Temple, a 20-year local who works on the water as a fishing and adventure guide, was one of the first to sound the alarm on the video. He had seen it through social media on Aug. 27 and initially liked what he was watching but, the minute he saw the flaming log, he reported it to the Conservation Office’s RAPP line expecting an investigation to lead to charges.

He told the Westerly News on Sunday that he was “highly disappointed” to hear that wouldn’t be the case.

“My expectation was that they would give this investigation the amount of attention and thoroughness that it deserves,” he said.

“I have a tremendous amount of respect and work closely with DFO and the CO’s but it doesn’t seem to me like this was investigated very thoroughly…Especially considering the sensitive nature of the environment that this stunt was performed in.”

Kennedy Lake is an important watershed and is protected as both a B.C. Park and a Tla-o-qui-aht Tribal Park.
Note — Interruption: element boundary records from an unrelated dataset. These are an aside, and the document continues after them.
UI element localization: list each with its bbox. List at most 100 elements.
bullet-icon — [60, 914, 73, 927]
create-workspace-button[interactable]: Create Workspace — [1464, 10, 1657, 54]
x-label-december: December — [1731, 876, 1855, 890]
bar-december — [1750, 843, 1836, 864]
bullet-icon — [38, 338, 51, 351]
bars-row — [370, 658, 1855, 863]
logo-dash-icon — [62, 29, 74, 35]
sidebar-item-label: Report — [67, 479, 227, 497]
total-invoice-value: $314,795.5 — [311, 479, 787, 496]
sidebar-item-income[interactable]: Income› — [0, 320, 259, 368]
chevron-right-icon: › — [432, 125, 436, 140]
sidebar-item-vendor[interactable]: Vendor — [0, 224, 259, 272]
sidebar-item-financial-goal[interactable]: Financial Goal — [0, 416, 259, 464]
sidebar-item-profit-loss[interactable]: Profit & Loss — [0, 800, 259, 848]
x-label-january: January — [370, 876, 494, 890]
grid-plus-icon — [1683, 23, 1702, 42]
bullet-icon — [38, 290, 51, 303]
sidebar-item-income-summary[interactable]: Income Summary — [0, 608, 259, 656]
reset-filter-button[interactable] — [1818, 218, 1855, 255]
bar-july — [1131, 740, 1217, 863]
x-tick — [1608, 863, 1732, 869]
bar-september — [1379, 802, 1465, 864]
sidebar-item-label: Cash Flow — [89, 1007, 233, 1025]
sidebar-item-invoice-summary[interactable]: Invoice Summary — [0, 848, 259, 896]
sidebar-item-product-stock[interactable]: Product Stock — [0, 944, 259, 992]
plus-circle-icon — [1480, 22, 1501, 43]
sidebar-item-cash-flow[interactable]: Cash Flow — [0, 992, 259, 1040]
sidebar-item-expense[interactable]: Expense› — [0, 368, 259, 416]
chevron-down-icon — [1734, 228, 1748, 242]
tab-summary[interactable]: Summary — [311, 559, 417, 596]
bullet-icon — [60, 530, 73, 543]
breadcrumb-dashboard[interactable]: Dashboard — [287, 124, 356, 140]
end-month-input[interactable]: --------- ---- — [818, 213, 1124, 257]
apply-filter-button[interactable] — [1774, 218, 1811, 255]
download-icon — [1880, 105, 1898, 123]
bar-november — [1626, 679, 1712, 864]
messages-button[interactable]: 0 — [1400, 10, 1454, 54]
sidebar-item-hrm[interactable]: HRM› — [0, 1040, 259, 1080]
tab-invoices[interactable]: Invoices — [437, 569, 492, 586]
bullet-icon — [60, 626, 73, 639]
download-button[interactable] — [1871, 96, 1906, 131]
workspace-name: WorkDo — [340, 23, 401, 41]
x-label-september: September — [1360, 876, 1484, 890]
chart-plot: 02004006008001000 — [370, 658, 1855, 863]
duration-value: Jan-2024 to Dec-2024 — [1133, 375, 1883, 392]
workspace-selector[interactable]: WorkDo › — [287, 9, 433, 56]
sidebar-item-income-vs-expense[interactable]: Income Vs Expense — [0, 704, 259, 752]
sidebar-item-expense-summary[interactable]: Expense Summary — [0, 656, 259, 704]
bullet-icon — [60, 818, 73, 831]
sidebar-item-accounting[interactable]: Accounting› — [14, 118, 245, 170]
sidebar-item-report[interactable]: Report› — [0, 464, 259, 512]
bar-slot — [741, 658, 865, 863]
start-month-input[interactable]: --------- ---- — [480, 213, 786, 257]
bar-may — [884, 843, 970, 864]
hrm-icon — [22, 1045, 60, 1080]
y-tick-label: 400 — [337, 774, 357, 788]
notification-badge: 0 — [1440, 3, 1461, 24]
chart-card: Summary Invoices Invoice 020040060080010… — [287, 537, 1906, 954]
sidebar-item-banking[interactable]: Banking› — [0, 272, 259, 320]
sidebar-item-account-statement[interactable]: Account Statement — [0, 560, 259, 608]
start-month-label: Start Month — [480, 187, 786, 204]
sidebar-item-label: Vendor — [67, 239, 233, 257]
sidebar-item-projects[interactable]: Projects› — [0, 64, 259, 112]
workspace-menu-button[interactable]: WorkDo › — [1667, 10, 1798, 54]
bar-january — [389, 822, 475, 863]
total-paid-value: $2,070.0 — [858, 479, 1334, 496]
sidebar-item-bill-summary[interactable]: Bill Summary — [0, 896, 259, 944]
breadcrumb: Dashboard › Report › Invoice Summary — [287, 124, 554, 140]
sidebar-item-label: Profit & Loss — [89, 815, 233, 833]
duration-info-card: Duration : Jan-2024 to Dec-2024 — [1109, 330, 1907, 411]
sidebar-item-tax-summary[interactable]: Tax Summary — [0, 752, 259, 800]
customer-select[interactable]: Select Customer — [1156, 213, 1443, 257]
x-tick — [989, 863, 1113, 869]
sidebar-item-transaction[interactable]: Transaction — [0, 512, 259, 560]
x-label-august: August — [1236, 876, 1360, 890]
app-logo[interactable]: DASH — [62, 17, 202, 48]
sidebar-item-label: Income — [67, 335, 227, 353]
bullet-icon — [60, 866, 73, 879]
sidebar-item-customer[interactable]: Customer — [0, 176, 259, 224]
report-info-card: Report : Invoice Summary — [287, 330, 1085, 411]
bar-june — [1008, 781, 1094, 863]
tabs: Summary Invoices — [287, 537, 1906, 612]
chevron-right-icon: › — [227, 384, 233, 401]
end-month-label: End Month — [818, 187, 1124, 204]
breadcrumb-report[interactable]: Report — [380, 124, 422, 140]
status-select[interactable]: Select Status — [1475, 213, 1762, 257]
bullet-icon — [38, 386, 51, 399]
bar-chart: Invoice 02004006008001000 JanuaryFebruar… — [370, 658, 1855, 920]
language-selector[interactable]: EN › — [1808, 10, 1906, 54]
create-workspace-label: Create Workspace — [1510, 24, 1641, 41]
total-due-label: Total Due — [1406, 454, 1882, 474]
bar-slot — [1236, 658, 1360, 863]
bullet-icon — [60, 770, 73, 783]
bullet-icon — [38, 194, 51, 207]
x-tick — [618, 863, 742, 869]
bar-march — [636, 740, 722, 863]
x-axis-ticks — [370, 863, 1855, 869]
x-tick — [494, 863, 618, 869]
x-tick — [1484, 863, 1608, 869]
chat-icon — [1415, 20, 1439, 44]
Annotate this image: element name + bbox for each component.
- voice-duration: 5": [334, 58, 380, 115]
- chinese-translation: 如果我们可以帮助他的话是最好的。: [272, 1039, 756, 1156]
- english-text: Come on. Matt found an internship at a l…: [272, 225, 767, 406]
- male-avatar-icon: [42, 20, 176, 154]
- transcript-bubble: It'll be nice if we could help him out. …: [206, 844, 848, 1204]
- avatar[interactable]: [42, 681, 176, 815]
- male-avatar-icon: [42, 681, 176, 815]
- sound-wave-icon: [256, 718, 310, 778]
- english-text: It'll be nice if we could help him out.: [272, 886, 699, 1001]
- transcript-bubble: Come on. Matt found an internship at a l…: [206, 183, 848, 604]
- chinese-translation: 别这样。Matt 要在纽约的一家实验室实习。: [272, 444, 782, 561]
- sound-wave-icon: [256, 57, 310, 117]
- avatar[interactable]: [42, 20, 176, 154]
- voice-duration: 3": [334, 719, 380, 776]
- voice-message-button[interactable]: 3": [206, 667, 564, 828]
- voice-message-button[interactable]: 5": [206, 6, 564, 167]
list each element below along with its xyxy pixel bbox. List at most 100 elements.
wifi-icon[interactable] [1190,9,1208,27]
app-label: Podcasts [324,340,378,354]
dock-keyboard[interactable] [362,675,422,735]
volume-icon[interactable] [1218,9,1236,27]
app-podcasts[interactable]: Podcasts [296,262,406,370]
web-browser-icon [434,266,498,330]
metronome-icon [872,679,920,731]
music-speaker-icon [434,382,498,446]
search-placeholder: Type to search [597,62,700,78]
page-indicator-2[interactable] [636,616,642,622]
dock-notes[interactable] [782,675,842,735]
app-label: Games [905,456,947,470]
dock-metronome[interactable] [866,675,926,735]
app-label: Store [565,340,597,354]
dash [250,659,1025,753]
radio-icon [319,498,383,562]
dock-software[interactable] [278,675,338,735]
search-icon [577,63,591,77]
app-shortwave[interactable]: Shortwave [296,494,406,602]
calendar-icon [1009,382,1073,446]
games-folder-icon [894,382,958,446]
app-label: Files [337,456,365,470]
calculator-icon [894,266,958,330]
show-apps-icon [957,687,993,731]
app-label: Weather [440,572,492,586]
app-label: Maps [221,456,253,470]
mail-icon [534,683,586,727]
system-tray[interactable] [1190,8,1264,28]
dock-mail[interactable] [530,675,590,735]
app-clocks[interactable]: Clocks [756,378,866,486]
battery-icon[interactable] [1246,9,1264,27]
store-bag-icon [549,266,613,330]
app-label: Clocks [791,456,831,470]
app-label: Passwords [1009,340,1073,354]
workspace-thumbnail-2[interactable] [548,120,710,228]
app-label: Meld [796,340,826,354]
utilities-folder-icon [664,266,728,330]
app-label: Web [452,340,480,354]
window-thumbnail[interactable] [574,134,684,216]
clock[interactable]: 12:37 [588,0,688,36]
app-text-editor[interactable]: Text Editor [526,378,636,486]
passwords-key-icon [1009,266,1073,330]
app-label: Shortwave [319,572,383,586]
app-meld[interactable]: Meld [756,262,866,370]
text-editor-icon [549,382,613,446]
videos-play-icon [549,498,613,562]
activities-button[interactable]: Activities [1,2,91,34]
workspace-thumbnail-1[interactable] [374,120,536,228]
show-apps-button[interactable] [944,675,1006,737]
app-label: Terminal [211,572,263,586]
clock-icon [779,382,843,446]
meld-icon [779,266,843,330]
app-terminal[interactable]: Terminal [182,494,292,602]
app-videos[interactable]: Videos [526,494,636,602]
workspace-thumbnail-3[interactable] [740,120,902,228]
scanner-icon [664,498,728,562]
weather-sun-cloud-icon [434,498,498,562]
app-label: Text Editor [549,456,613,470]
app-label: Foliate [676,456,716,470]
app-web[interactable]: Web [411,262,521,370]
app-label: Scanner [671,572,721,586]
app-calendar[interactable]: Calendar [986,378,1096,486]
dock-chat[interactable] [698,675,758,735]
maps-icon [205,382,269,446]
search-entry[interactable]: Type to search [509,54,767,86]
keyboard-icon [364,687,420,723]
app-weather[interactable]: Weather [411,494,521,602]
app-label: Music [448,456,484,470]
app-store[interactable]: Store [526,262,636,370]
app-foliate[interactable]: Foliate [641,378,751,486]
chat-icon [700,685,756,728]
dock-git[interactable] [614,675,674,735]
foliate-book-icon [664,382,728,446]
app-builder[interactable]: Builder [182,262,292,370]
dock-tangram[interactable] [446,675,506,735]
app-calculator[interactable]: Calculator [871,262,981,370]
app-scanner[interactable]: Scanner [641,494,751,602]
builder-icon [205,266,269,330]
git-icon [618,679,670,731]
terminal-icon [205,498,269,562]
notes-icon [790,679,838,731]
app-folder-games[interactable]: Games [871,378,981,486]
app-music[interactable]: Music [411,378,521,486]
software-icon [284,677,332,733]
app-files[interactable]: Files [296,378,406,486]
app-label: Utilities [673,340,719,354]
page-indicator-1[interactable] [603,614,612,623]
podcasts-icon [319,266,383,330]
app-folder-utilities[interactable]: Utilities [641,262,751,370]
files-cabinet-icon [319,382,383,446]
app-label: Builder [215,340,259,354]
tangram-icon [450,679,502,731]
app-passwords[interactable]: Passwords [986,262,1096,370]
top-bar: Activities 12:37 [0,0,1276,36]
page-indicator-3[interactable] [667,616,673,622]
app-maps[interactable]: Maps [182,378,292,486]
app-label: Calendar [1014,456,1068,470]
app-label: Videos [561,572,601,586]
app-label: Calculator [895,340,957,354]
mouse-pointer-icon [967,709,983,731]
Temple was gobsmacked to read CO sergeant Ben York’s comments in last week’s Westerly suggesting the exact location of the log could not be pinpointed.

“I don’t know how they couldn’t determine where that took place because I told them exactly where it took place.” Temple said adding landmarks in the clip made the location obvious to him.

“By the boat launch at Kennedy Lake, at the mouth of the Kennedy River, you can still see the log…It doesn’t make a lot of sense to me that they can’t properly determine where this incident happened.”

He said he could have taken conservation officers to the spot he believes the shot occurred but they never reached out to him and he questioned why they didn’t reach out to the people involved in filming the scene either.

“In my mind, if the CO’s opinion is that this type of activity doesn’t warrant investigation, what kind of message are we sending to future film crews that are going to be doing this type of thing in our environment?” he asked. “I’m appalled that this is how they handled the situation.”

He also questioned how the CO determined the Red Bull crew only doused the log with a small amount of petroleum without knowing how many takes it took to get the shot used in the film.

Tofino mayor Josie Osborne told the Westerly that she hopes film crews eyeing the West Coast in the future will note the public outcry against Red Bull and treat the area with respect.

“I’d like to think this kind of thing isn’t going to happen just because people saw it on Red Bull’s social media and thought ‘Hey, that’s cool. I’m going to go try it at home,’” she said.

“But, anyone who was on social media and paid attention to the reaction from Tofino locals, as well as to the reaction on Red Bull’s Facebook page and Twitter accounts from locals expressly responding to the video, would see they sure shouldn’t try that again in the Tofino area.”

Temple agreed the clear and consistent public outcry sent a strong message but said the absence of any penalty sets a “bad precedent” moving forward and that he would continue pushing for charges to be laid in relation to the video.

“I agree that the public outcry was fantastic. Our community reacted to it appropriately. I think they sent the right message to future film crews that might be thinking about doing the same thing in our area that this is unacceptable to local residents,” he said.

“But, at the same time, I think that the proper authorities have to follow up on something like this because that’s why we have these systems in place…That’s why we have these authorities like DFO and Ministry of Environment that are supposed to be looking after our area and our environment and our watersheds.”